We thank the reviewer for the positive feedback on our benchmark. We reply to each concern below:

W1: Good question. The primary challenge in the current VMR community is that existing datasets like ActivityNet-Caption, Charades, and TACoS are designed for short videos with simple actions. However, these datasets have several limitations:

  1. Scale and Complexity: These datasets contain relatively few videos, and the events or actions within the videos are often singular and straightforward. This simplicity limits their ability to simulate the complexities and diversity of generalized video moment retrieval (GVMR) tasks, which require handling everyday, dynamic, and varied scenarios.
  2. Lack of Progress on Standard Benchmarks: Despite years of research, these datasets have been extensively studied, and models like BAN-APR [1] (stops at 43% for IoU@0.7 metric for years) have achieved strong performance. However, there have been limited breakthroughs in performance on these benchmarks in recent years. This stagnation highlights the need for a larger, semantically rich dataset to drive further advancements in GVMR research.

While the MAD dataset offers semantic richness, it primarily consists of curated movie scenes. This focus on narrative-driven and meticulously designed settings makes it more suitable for tasks like causal inference in storytelling, which, while relevant, is only a subset of the broader VMR research community's needs. Additionally, ethical concerns surrounding the use of movies further complicate its applicability.

In contrast, the YFCC100M dataset offers significant advantages:

  • Scale and Diversity: It contains a massive number of videos, with varied lengths and rich semantic information, covering a wide range of motions, events, and everyday scenarios.
  • Generalization: Its diversity in content makes it an ideal choice for developing and evaluating models capable of handling generalized video moment retrieval in real-world scenarios.

These characteristics make YFCC100M the preferred choice for our work, as it aligns closely with the need for a large-scale, semantically diverse dataset to advance GVMR research.

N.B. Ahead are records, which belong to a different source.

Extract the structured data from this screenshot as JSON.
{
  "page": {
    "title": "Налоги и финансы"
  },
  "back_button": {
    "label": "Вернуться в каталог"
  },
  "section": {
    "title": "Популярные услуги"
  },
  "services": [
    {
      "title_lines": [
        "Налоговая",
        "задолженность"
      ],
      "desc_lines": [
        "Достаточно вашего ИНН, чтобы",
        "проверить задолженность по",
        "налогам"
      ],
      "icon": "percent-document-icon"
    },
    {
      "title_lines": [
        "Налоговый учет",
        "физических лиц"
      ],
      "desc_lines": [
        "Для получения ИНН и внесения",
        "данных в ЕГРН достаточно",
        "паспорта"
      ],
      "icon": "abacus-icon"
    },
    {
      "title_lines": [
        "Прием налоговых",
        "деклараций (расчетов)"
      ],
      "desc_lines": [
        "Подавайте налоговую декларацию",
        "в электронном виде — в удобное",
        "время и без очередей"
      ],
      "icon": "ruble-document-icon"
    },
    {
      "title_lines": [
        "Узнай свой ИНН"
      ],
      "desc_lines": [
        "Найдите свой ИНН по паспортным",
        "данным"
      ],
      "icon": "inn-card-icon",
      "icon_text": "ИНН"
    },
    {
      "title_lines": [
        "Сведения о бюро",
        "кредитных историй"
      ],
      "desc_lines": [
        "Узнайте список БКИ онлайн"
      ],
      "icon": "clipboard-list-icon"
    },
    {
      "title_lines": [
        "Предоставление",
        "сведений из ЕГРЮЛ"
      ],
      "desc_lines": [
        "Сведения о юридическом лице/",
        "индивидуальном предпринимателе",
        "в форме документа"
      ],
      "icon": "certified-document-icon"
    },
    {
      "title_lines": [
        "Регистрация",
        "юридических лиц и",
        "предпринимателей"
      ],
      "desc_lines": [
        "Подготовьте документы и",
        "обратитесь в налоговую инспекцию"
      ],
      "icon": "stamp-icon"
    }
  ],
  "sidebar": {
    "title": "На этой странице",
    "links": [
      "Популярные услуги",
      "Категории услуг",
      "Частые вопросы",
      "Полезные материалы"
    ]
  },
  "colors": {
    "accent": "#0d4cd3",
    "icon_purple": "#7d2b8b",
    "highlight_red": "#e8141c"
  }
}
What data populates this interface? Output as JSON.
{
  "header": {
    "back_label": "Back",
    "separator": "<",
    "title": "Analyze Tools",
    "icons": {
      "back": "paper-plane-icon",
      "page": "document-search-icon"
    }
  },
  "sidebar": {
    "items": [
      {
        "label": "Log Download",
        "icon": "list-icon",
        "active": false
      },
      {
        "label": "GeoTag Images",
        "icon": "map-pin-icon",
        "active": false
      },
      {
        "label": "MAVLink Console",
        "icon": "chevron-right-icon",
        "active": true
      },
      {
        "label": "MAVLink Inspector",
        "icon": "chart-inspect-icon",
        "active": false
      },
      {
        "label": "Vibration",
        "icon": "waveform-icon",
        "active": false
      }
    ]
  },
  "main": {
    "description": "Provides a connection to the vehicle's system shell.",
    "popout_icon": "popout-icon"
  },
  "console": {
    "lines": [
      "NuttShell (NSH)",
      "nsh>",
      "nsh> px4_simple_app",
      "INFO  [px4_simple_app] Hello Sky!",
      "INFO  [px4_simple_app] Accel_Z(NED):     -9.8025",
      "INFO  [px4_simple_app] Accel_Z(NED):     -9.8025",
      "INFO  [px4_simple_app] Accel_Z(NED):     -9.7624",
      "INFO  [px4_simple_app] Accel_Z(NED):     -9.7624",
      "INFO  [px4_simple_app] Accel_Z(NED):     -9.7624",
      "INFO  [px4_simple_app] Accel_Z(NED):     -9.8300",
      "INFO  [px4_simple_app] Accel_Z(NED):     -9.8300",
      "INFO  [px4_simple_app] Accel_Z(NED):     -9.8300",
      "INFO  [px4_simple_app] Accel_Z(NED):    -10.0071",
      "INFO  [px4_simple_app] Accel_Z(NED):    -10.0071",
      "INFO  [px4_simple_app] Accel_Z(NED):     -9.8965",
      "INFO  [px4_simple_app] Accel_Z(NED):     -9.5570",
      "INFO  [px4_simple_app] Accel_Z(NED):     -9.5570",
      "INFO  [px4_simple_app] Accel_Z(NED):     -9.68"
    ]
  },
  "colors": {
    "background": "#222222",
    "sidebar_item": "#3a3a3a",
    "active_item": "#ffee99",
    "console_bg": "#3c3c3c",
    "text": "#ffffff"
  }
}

W2: We appreciate the observation. While the average number of segments corresponding to a query is less than 2, this figure includes no-target cases, which lowers the overall average. For queries that do have multiple targets, the actual average number of segments is 3. As shown in Figures 4, 5, and 6 in the Appendix—particularly Figures 4(a) and 4(b)—our dataset features a relatively balanced proportion of multi-target queries and includes a meaningful number of no-target queries. These figures provide a more comprehensive perspective on the dataset’s structure and highlight the challenges it introduces compared to existing datasets.

W3: In Table 2, the metrics mAP@K, N-acc, and T-acc are specifically designed to evaluate performance in multi-target and non-target scenarios:

mAP@K measures the model’s ability to handle multi-query grounding. A segment is considered grounded if its IoU with a ground truth segment exceeds a threshold. The average precision (AP) for a single query is calculated as the ratio of the number of grounded segments to the total number of ground truth segments, reflecting the model’s effectiveness in multi-target scenarios.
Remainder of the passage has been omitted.